Malheureusement ....
Posté par : dcugy | 19 novembre 2009 07:54Malheureusement nous n'avons pas le contrôle de notre monnaie... En effet, le "grand emprunt" est un moyen de "ratiboiser" les économies de la population locale pour ré-équilibrer par l'inflation. C'est une sorte de "transfert obligé". Dans le schéma actuel, nous voyons des "premiers de la classe", bien pensants qui voient le problème en bons administrateurs alors qu'il ne s'agit que d'un jeux de dupes. Ceux qui prêtent (ou vont prêter à taux faibles) vont se trouver ratiboisés du fait de la très probable reprise de l'inflation. Le manque de liquidités lié à ces "prêts" devrait poser problème. Il s'agit peut être aussi d'une grande "manoeuvre" visant à pomper les "banquiers". Dans tous les cas on est assez interrogé car on ne voit rien paraître de vertueux dans le chaos de la situation actuelle. Chaos alimenté de façon régulière par le mouvement brownien du gouvernement. Cette augmentation de l'activité brownienne traduit un accroissement de la température. Iront nous jusqu'à l'explosion ?
Concernant l'économie et le déficit.
Posté par : marcob | 15 novembre 2009 16:51Au vu de la situation de notre économie. Il ne faut pas se faire d'illusions, même si on arrivait au pouvoir on ne pourrait pas réduire le déficit de nos finances par un coup de baguette magique. Cela il faut le dire.
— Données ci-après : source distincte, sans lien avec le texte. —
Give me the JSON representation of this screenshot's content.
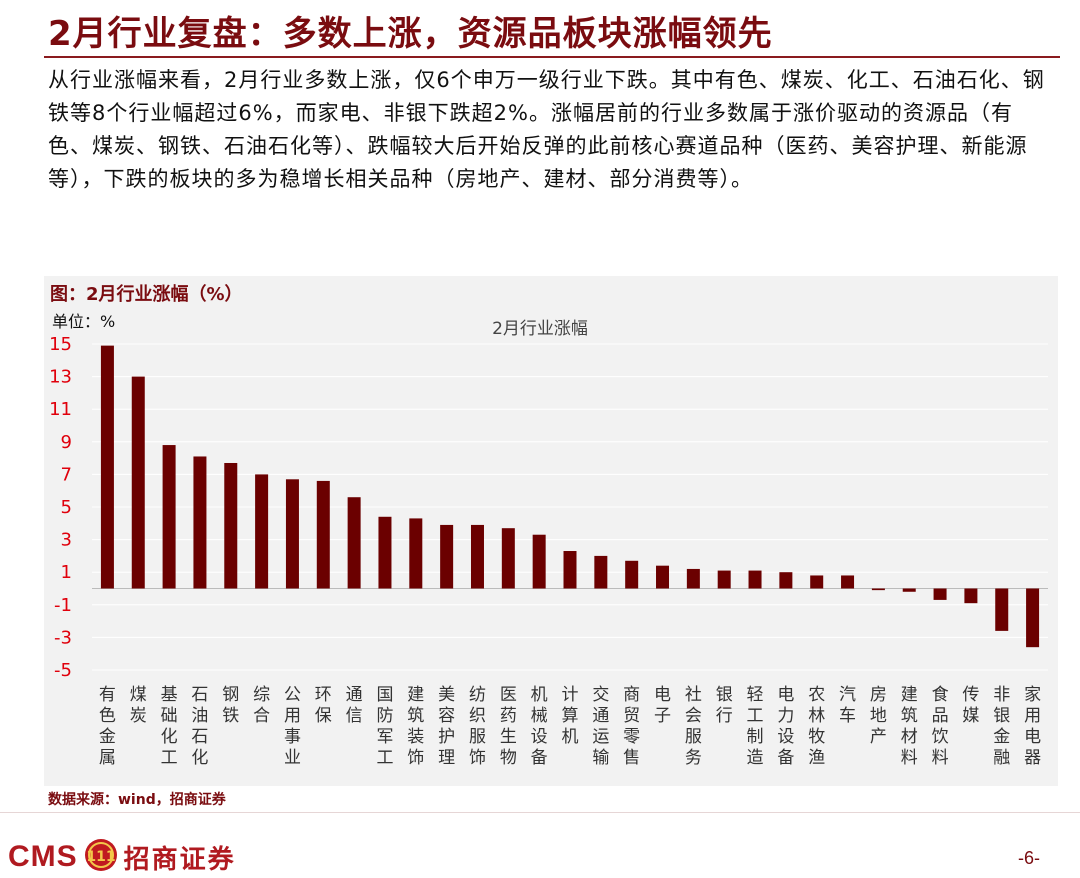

Néanmoins une gestion plus saine, plus propre, plus participative, plus incitative de notre économie devrait permettre de recréer un mouvement de confiance en notre économie à l'intérieur et vis à vis de l'extérieur, de nature à pouvoir relancer les investissements créatifs, la consommation assurée et une croissance forte et durable. Nos concitoyens ont peur du lendemain, ils n'ont pas confiance en notre économie, ils investissent qu'incités par des aides fiscales, ils préfèrent épargner que consommer (surtout des biens et services produits par notre économie) tout cela peut et doit être changé c'est en ce sens que nous pouvons apporter un début de solution à ce déficit public qui inquiète plus d'un. Ce n'est donc pas que par des lois et décrets uniquement techniques qu'on pourra résoudre nos problèmes mais surtout par l'esprit qui doit transparaitre de ces lois et décrets, esprit qui sera de nature à donner confiance aux entrepreneurs et aux ménages en notre avenir commun, pour que investissement et consommation puissent se déclencher à nouveau. Ceci est très délicat à obtenir, mais cela est néanmoins possible, et surtout cela est nécessaire.